For those enamored most of the spiky/melodic rock that made him famous, there’s plenty to dig into here. Lead single “Magnificent Hurt” is growing at the AAA format, having moved into the Top 20 on the Mediabase chart.
Among the many other standouts on the set, which was produced by Sebastian Krys and Costello: the incandescent “My Most Beautiful Mistake” (with additional vocals by Nicole Atkins), the swoon-inducing “What If I Can’t Give You Anything But Love,” the raunchily retrospective “Penelope Halfpenny,” the tumbling, vertiginous “The Death of Magic Thinking” and the extraordinary Halloween reverie “Trick Out the Truth,” with its kaleidoscopic litany of pop-cultural icons (including Laurel and Hardy, pictured with Costello below).
“I’ve described The Boy Named If as a kind of fairy tale and—for those who want an artifact—I have actually made it into a physical storybook,” he relates, referring to the 88-page hardback volume, signed and numbered by the author, that accompanies the music. “But the title song presents this idea, not of an imaginary friend, but a sort of imaginary other self. One who might break your heart without intending to, who might succumb to these darker impulses.”
Musically, the album offers some of Elvis Costello’s most focused and compelling work of the last decade. The Imposters, his trusty band, deliver valiantly with the same song-savvy energy that has buoyed his best-known records. “Pete Thomas’ drum kit is the same one he played on This Year’s Model, and the sound of that kit in a small room with a couple of mics is better than you’d spend days getting in most studios,” Costello points out, noting that the earliest recordings of these songs featured only his voice and guitar and Thomas’ able drumming. Next came the intuitive bass parts of Davey Faragher and, finally, the virtuoso bricolage of keyboardist Steve Nieve.
The band truly cooked during their recent L.A. show at the YouTube Theater, where they were joined by the brilliant Charlie Sexton on lead guitar, giving Elvis more room in all respects.
“Most of my guitar ‘solos’ are really motifs, not really expressed as traditional solos,” he says. “The lines I play on 'What If I Can’t Give You Anything But Love' are closer to what I never ordinarily do in the studio: play an emotional cry when the words run out. Similarly, 'Magnificent Hurt' had to have a solo that was that crank and crooked. That's the way that kind of thing feels.”
The L.A. crowd’s response to the new material, most of which they’d never heard before, was thunderous. Indeed, the Boy Named If songs meshed quite seamlessly with the thoughtful menu of stone classics and inventive excursions in the set.

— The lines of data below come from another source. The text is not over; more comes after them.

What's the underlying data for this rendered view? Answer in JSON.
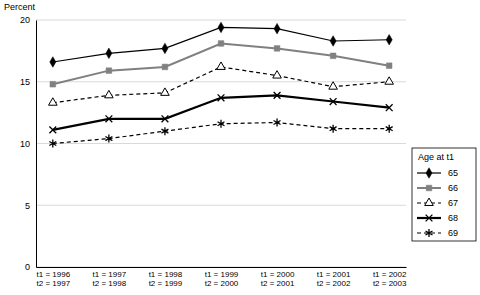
{
  "chart_data": {
    "type": "line",
    "y_label": "Percent",
    "legend_title": "Age at t1",
    "categories": [
      "t1 = 1996\nt2 = 1997",
      "t1 = 1997\nt2 = 1998",
      "t1 = 1998\nt2 = 1999",
      "t1 = 1999\nt2 = 2000",
      "t1 = 2000\nt2 = 2001",
      "t1 = 2001\nt2 = 2002",
      "t1 = 2002\nt2 = 2003"
    ],
    "series": [
      {
        "name": "65",
        "color": "#000000",
        "marker": "diamond",
        "line_style": "solid",
        "values": [
          16.6,
          17.3,
          17.7,
          19.4,
          19.3,
          18.3,
          18.4
        ]
      },
      {
        "name": "66",
        "color": "#808080",
        "marker": "square",
        "line_style": "solid",
        "values": [
          14.8,
          15.9,
          16.2,
          18.1,
          17.7,
          17.1,
          16.3
        ]
      },
      {
        "name": "67",
        "color": "#000000",
        "marker": "triangle",
        "line_style": "dashed",
        "values": [
          13.3,
          13.9,
          14.1,
          16.2,
          15.5,
          14.6,
          15.0
        ]
      },
      {
        "name": "68",
        "color": "#000000",
        "marker": "x",
        "line_style": "solid",
        "values": [
          11.1,
          12.0,
          12.0,
          13.7,
          13.9,
          13.4,
          12.9
        ]
      },
      {
        "name": "69",
        "color": "#000000",
        "marker": "star",
        "line_style": "dashed",
        "values": [
          10.0,
          10.4,
          11.0,
          11.6,
          11.7,
          11.2,
          11.2
        ]
      }
    ],
    "ylim": [
      0,
      20
    ],
    "yticks": [
      0,
      5,
      10,
      15,
      20
    ],
    "grid": true,
    "legend": "right"
  }
}
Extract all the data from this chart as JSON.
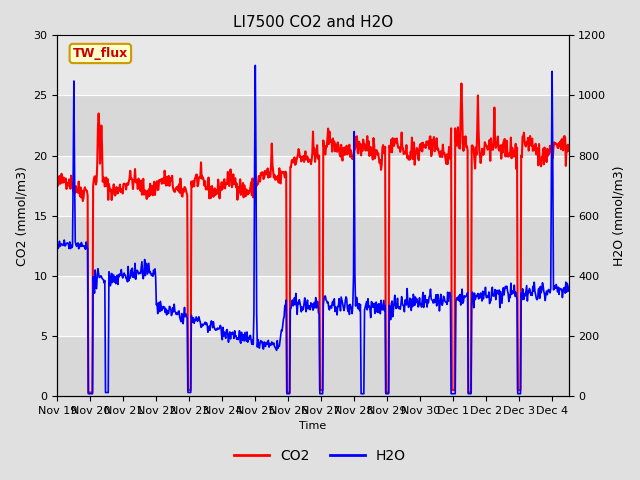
{
  "title": "LI7500 CO2 and H2O",
  "xlabel": "Time",
  "ylabel_left": "CO2 (mmol/m3)",
  "ylabel_right": "H2O (mmol/m3)",
  "annotation_text": "TW_flux",
  "co2_color": "#ff0000",
  "h2o_color": "#0000ff",
  "co2_linewidth": 1.5,
  "h2o_linewidth": 1.2,
  "ylim_left": [
    0,
    30
  ],
  "ylim_right": [
    0,
    1200
  ],
  "yticks_left": [
    0,
    5,
    10,
    15,
    20,
    25,
    30
  ],
  "yticks_right": [
    0,
    200,
    400,
    600,
    800,
    1000,
    1200
  ],
  "fig_bg_color": "#e0e0e0",
  "plot_bg_color": "#e8e8e8",
  "band_colors": [
    "#d8d8d8",
    "#e8e8e8"
  ],
  "grid_color": "#ffffff",
  "legend_co2": "CO2",
  "legend_h2o": "H2O",
  "title_fontsize": 11,
  "tick_labelsize": 8,
  "ylabel_fontsize": 9,
  "annotation_bg": "#ffffcc",
  "annotation_edge": "#cc9900"
}
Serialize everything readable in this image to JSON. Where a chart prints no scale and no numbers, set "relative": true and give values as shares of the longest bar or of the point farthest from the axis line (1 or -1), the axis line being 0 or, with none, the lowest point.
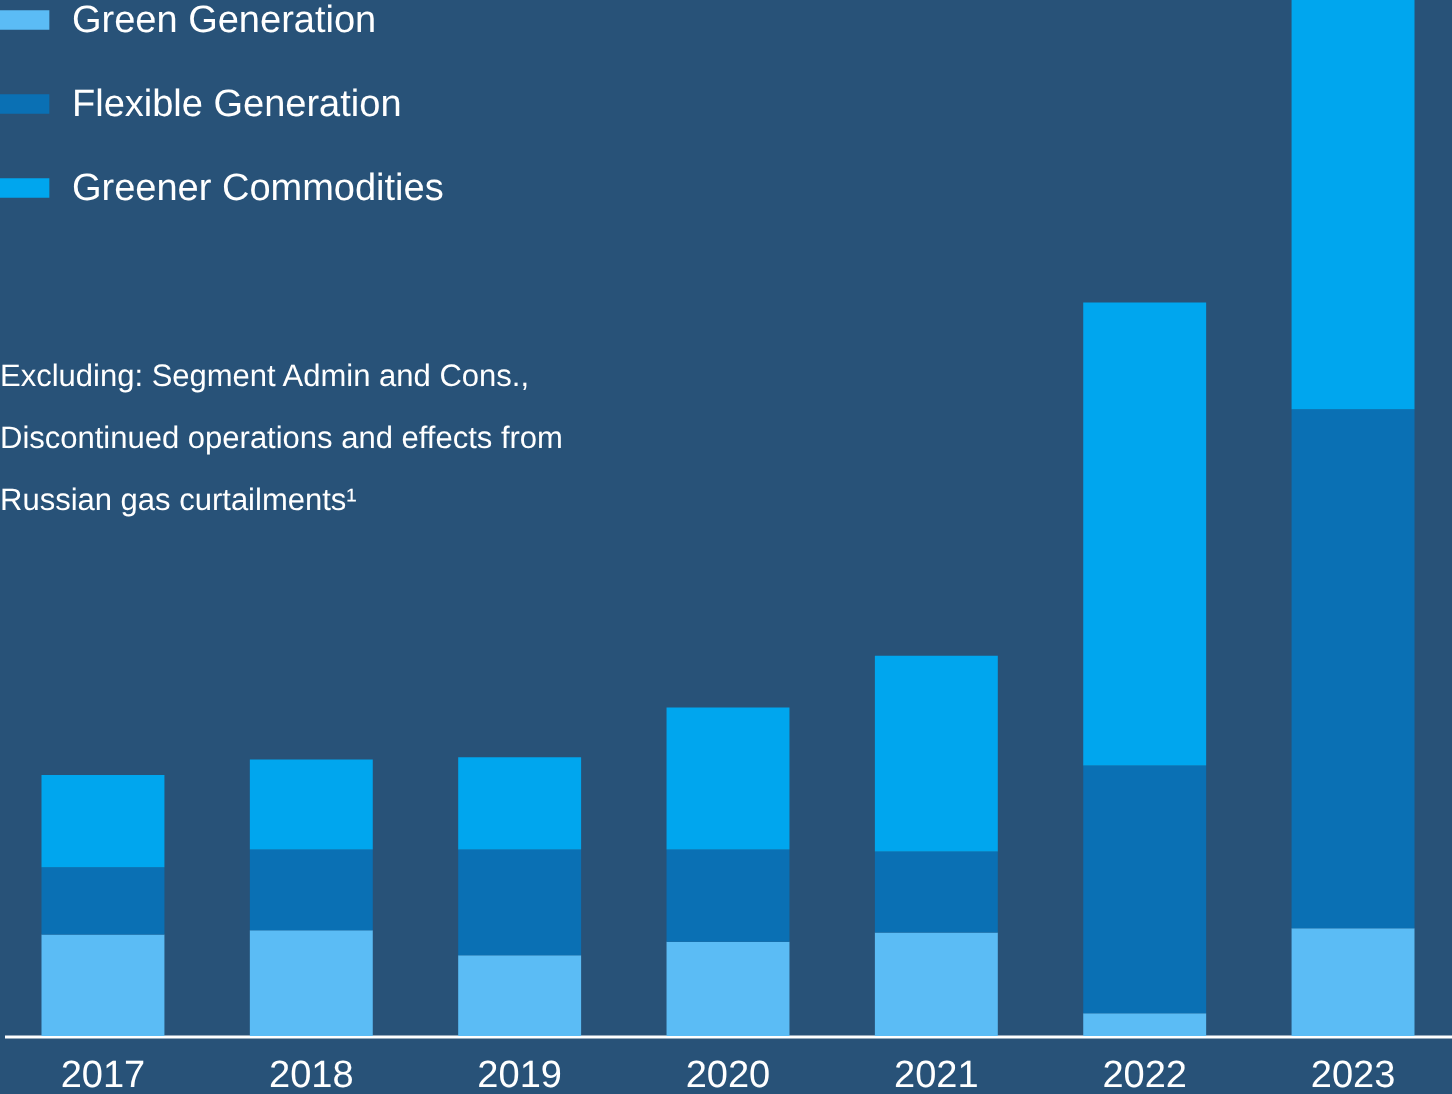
{
  "chart_data": {
    "type": "bar",
    "stacked": true,
    "relative": true,
    "legend": "top left",
    "categories": [
      "2017",
      "2018",
      "2019",
      "2020",
      "2021",
      "2022",
      "2023"
    ],
    "series": [
      {
        "name": "Green Generation",
        "color": "#5bbcf5",
        "values": [
          0.098,
          0.102,
          0.078,
          0.091,
          0.1,
          0.022,
          0.104
        ]
      },
      {
        "name": "Flexible Generation",
        "color": "#0a70b4",
        "values": [
          0.065,
          0.078,
          0.102,
          0.089,
          0.078,
          0.239,
          0.501
        ]
      },
      {
        "name": "Greener Commodities",
        "color": "#00a6ee",
        "values": [
          0.089,
          0.087,
          0.089,
          0.137,
          0.189,
          0.447,
          0.395
        ]
      }
    ],
    "annotations": [
      "Excluding: Segment Admin and Cons., Discontinued operations and effects from Russian gas curtailments¹"
    ]
  }
}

“This tour was the first chance to hear what these songs we’d recorded from our remote lairs sounded like as played by a band, and it was very gratifying that the audiences responded so strongly to the new material. But we also tried to play some more familiar songs a bit differently. And you don’t want to disappoint people and not play something like [the Nick Lowe-penned Elvis perennial] '(What's So Funny 'Bout) Peace, Love and Understanding,' even though at this moment that idea seems more elusive than ever. But you don’t want to give up on that idea, because then the game of love and life is over. There must sometimes be room for that song and 'We Are All Cowards Now' [from 2020’s Hey Clockface] in the same show. They essentially consider the same theme.”
Since Costello mentioned the kit Thomas used on 1978’s This Year’s Model—and the fascination those early records continue to exert—we should also note that his new album appears in the wake of this year’s inspired Spanish Model, which finds the tracks from Costello’s second LP reworked in Spanish by an array of artists including Juanes, La Marisoul, Luis Fonsi, Raquel Sofia, Nina Diaz and Fito Páez. It’s a revelation in many respects, not least because Costello’s spiky, allusive lyrics gain much more than they lose in translation. As the man himself remarks: “I was struck that on Spanish Model songs I’d written back then about women seen through the eyes of a young man were now being sung, in several instances, by young women, in another language in every sense.”
Now, with The Boy Named If, fans can experience yet another metamorphosis in the career of an artist who’s made change a constant.